Elena FirsovaElena Firsova - Associate Composer

Elena Firsova's music has been performed throughout Europe and the USA. Her many commissions include works for the BBC, BBC Proms, Brodsky Quartet, Concertgebouw Orchestra, Manchester Wind Orchestra, Schubert Ensemble, EXPO 2000 (Hanover) and Ensemble Pyramide.

Since 1991 Elena Firsova has lived and worked in Britain. She and her family (she is married to composer Dmitri Smirnov) settled in St Albans in 1998. She held the post of composer in residence at Bard College (USA), St John's College (Cambridge) and at Dartington (Devon) and has taught at Keele University and the Royal Northern College of Music (Manchester).

Elena Firsova studied at the Moscow Conservatory where her teachers were Alexander Purimov (composition), Yuri Kholopov (analysis) and Nikolai Rakov (orchestration). Whilst in Moscow she also established contact with Edison Denisov and Philip Herschkowitz, a pupil of Anton Webern.
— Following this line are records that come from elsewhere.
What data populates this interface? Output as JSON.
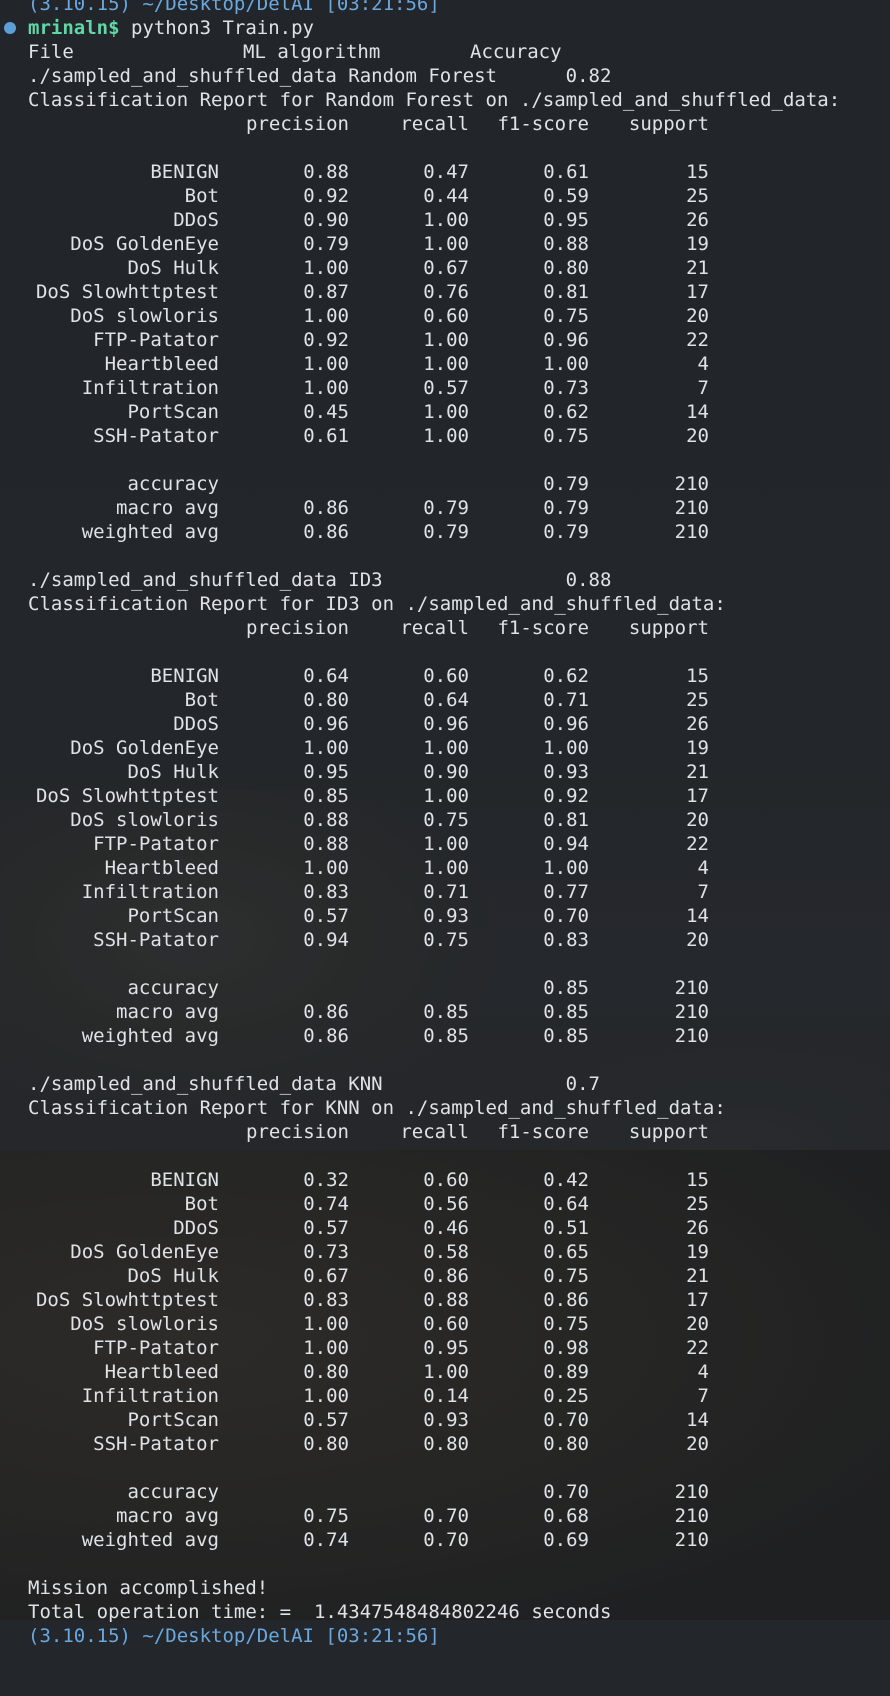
{
  "terminal": {
    "top_fragment": "(3.10.15) ~/Desktop/DelAI [03:21:56]",
    "prompt": {
      "user": "mrinaln$",
      "command": " python3 Train.py"
    },
    "summary_header": {
      "file": "File",
      "algorithm": "ML algorithm",
      "accuracy": "Accuracy"
    },
    "report_headers": {
      "precision": "precision",
      "recall": "recall",
      "f1": "f1-score",
      "support": "support"
    },
    "reports": [
      {
        "summary_line": "./sampled_and_shuffled_data Random Forest      0.82",
        "title": "Classification Report for Random Forest on ./sampled_and_shuffled_data:",
        "rows": [
          {
            "label": "BENIGN",
            "p": "0.88",
            "r": "0.47",
            "f": "0.61",
            "s": "15"
          },
          {
            "label": "Bot",
            "p": "0.92",
            "r": "0.44",
            "f": "0.59",
            "s": "25"
          },
          {
            "label": "DDoS",
            "p": "0.90",
            "r": "1.00",
            "f": "0.95",
            "s": "26"
          },
          {
            "label": "DoS GoldenEye",
            "p": "0.79",
            "r": "1.00",
            "f": "0.88",
            "s": "19"
          },
          {
            "label": "DoS Hulk",
            "p": "1.00",
            "r": "0.67",
            "f": "0.80",
            "s": "21"
          },
          {
            "label": "DoS Slowhttptest",
            "p": "0.87",
            "r": "0.76",
            "f": "0.81",
            "s": "17"
          },
          {
            "label": "DoS slowloris",
            "p": "1.00",
            "r": "0.60",
            "f": "0.75",
            "s": "20"
          },
          {
            "label": "FTP-Patator",
            "p": "0.92",
            "r": "1.00",
            "f": "0.96",
            "s": "22"
          },
          {
            "label": "Heartbleed",
            "p": "1.00",
            "r": "1.00",
            "f": "1.00",
            "s": "4"
          },
          {
            "label": "Infiltration",
            "p": "1.00",
            "r": "0.57",
            "f": "0.73",
            "s": "7"
          },
          {
            "label": "PortScan",
            "p": "0.45",
            "r": "1.00",
            "f": "0.62",
            "s": "14"
          },
          {
            "label": "SSH-Patator",
            "p": "0.61",
            "r": "1.00",
            "f": "0.75",
            "s": "20"
          }
        ],
        "accuracy": {
          "label": "accuracy",
          "f": "0.79",
          "s": "210"
        },
        "macro": {
          "label": "macro avg",
          "p": "0.86",
          "r": "0.79",
          "f": "0.79",
          "s": "210"
        },
        "weighted": {
          "label": "weighted avg",
          "p": "0.86",
          "r": "0.79",
          "f": "0.79",
          "s": "210"
        }
      },
      {
        "summary_line": "./sampled_and_shuffled_data ID3                0.88",
        "title": "Classification Report for ID3 on ./sampled_and_shuffled_data:",
        "rows": [
          {
            "label": "BENIGN",
            "p": "0.64",
            "r": "0.60",
            "f": "0.62",
            "s": "15"
          },
          {
            "label": "Bot",
            "p": "0.80",
            "r": "0.64",
            "f": "0.71",
            "s": "25"
          },
          {
            "label": "DDoS",
            "p": "0.96",
            "r": "0.96",
            "f": "0.96",
            "s": "26"
          },
          {
            "label": "DoS GoldenEye",
            "p": "1.00",
            "r": "1.00",
            "f": "1.00",
            "s": "19"
          },
          {
            "label": "DoS Hulk",
            "p": "0.95",
            "r": "0.90",
            "f": "0.93",
            "s": "21"
          },
          {
            "label": "DoS Slowhttptest",
            "p": "0.85",
            "r": "1.00",
            "f": "0.92",
            "s": "17"
          },
          {
            "label": "DoS slowloris",
            "p": "0.88",
            "r": "0.75",
            "f": "0.81",
            "s": "20"
          },
          {
            "label": "FTP-Patator",
            "p": "0.88",
            "r": "1.00",
            "f": "0.94",
            "s": "22"
          },
          {
            "label": "Heartbleed",
            "p": "1.00",
            "r": "1.00",
            "f": "1.00",
            "s": "4"
          },
          {
            "label": "Infiltration",
            "p": "0.83",
            "r": "0.71",
            "f": "0.77",
            "s": "7"
          },
          {
            "label": "PortScan",
            "p": "0.57",
            "r": "0.93",
            "f": "0.70",
            "s": "14"
          },
          {
            "label": "SSH-Patator",
            "p": "0.94",
            "r": "0.75",
            "f": "0.83",
            "s": "20"
          }
        ],
        "accuracy": {
          "label": "accuracy",
          "f": "0.85",
          "s": "210"
        },
        "macro": {
          "label": "macro avg",
          "p": "0.86",
          "r": "0.85",
          "f": "0.85",
          "s": "210"
        },
        "weighted": {
          "label": "weighted avg",
          "p": "0.86",
          "r": "0.85",
          "f": "0.85",
          "s": "210"
        }
      },
      {
        "summary_line": "./sampled_and_shuffled_data KNN                0.7",
        "title": "Classification Report for KNN on ./sampled_and_shuffled_data:",
        "rows": [
          {
            "label": "BENIGN",
            "p": "0.32",
            "r": "0.60",
            "f": "0.42",
            "s": "15"
          },
          {
            "label": "Bot",
            "p": "0.74",
            "r": "0.56",
            "f": "0.64",
            "s": "25"
          },
          {
            "label": "DDoS",
            "p": "0.57",
            "r": "0.46",
            "f": "0.51",
            "s": "26"
          },
          {
            "label": "DoS GoldenEye",
            "p": "0.73",
            "r": "0.58",
            "f": "0.65",
            "s": "19"
          },
          {
            "label": "DoS Hulk",
            "p": "0.67",
            "r": "0.86",
            "f": "0.75",
            "s": "21"
          },
          {
            "label": "DoS Slowhttptest",
            "p": "0.83",
            "r": "0.88",
            "f": "0.86",
            "s": "17"
          },
          {
            "label": "DoS slowloris",
            "p": "1.00",
            "r": "0.60",
            "f": "0.75",
            "s": "20"
          },
          {
            "label": "FTP-Patator",
            "p": "1.00",
            "r": "0.95",
            "f": "0.98",
            "s": "22"
          },
          {
            "label": "Heartbleed",
            "p": "0.80",
            "r": "1.00",
            "f": "0.89",
            "s": "4"
          },
          {
            "label": "Infiltration",
            "p": "1.00",
            "r": "0.14",
            "f": "0.25",
            "s": "7"
          },
          {
            "label": "PortScan",
            "p": "0.57",
            "r": "0.93",
            "f": "0.70",
            "s": "14"
          },
          {
            "label": "SSH-Patator",
            "p": "0.80",
            "r": "0.80",
            "f": "0.80",
            "s": "20"
          }
        ],
        "accuracy": {
          "label": "accuracy",
          "f": "0.70",
          "s": "210"
        },
        "macro": {
          "label": "macro avg",
          "p": "0.75",
          "r": "0.70",
          "f": "0.68",
          "s": "210"
        },
        "weighted": {
          "label": "weighted avg",
          "p": "0.74",
          "r": "0.70",
          "f": "0.69",
          "s": "210"
        }
      }
    ],
    "footer": {
      "mission": "Mission accomplished!",
      "time": "Total operation time: =  1.4347548484802246 seconds",
      "bottom_fragment": "(3.10.15) ~/Desktop/DelAI [03:21:56]"
    }
  },
  "colors": {
    "text": "#dfe2e6",
    "user": "#5fd7a6",
    "prompt_dot": "#5a9fd8",
    "path": "#6aa8e0"
  }
}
In 1979 she, like her husband composer Dmitri Smirnov, was blacklisted as one of 'Krennikov's Seven' at the 6th Congress of the Union of Soviet Composers.

She has written well over a hundred compositions in many different genres, including the orchestral work Augury (premiered at the 1992 BBC Proms), chamber opera The Nightingale and the Rose, after Oscar Wilde and Christina Rossetti, (premiered at the 1994 Almeida Opera Festival), various concertos, and her masterwork, Requiem, a setting of Akhmatova's poem for soprano, chorus and orchestra (premiered at the Berlin Konzerthouse in 2003). She has also written many chamber works, including songs (voice and piano), ten string quartets, and a series of chamber cantatas for voice and small ensemble setting poems by pushkin, Tsvetaeva, Pasternak, Oleg Prokofiev (son of the composer) and, her favourite, Mandelstam.

Her music is available through publishers Boosey & Hawkes, London; Hans Sikorski, Hamburg; G. Schirmer, New York, and Meladina Press.

"Firsova's [music] is a subtler art, with ten string quartets at its core, her music often hints at private thoughts, never fully articulated but peeping through the foliage of her score like a cat in bushes." Norman Lebrecht (Daily Telegraph)

"One of the things I most admire about Lena Firsova's music is its single minded character. There is not a bar in what she writes that does not ring immediately with her personal tone of voice...tender and sweetly lyrical." Gerard McBurney

Publishers of her music include Boosey & Hawkes, G. Schirmer, Schott, Sovetsky Kompozitor, and Meladina Press.